Second, academics tend to be conservative. So when publishers say that the current system works and there's no need to change it, academics are, surprisingly, all too ready to accept that claim. Senior researchers can become too comfortable to rock the boat; their juniors can feel too insecure to do it.
Third, and most important, while it may cost a fraction as much money to publish in an open-access journal, those savings are not rewarded to the researchers. With open-access publishing, the researchers must pay those fees out of their own grant money, or with department funds, while subscription bills are footed by the university libraries, which have completely separate budgets. So, even though, under an open-access publishing regime, for every thousand dollars that a researcher or department spends on author fees, the library could save eight times as much in paid journal subscriptions, the division of budgets within universities (and the fact that until all publishing is open access libraries will still have to continue subscribing to paid journals) is inhibiting this transition.

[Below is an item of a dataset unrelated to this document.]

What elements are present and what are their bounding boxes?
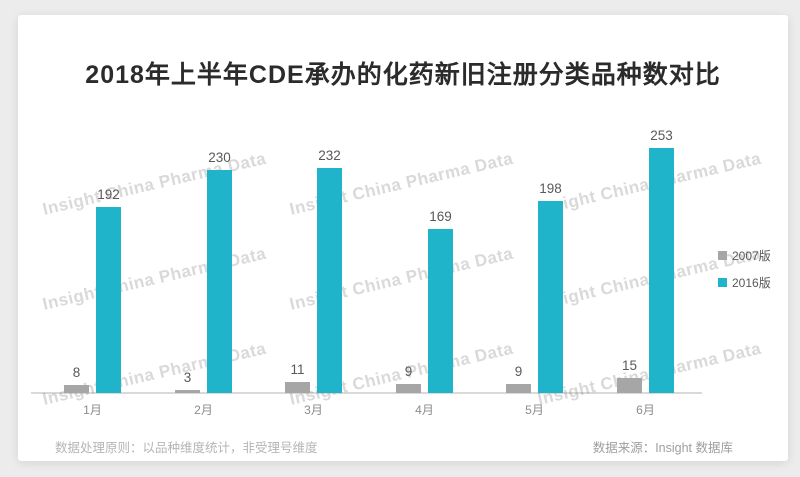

So subscription-based journals continue to thrive, bringing in record revenues and profits year after year, because at the moment the status quo still represents a local maximum. We can see that there's a much higher peak just across the way, but we fear the journey because it will take us through a swamp. Happily, two things are happening to change that. One is that the land surrounding our peak is inexorably rising: open-access publishing options are becoming more common and more attractive. And at the same time, the peak itself is diminishing, as the ever-increasing costs of subscriptions make the current arrangement less and less appealing. We are heading for a moment when all paths lead uphill to a more attractive publishing paradigm. Paradoxically, the thing that could most quickly bring about this change is for publishers to keep hiking journal prices. In the long run, then, it might even be that the more exploitative subscriptions become, the better off the scientific community will be.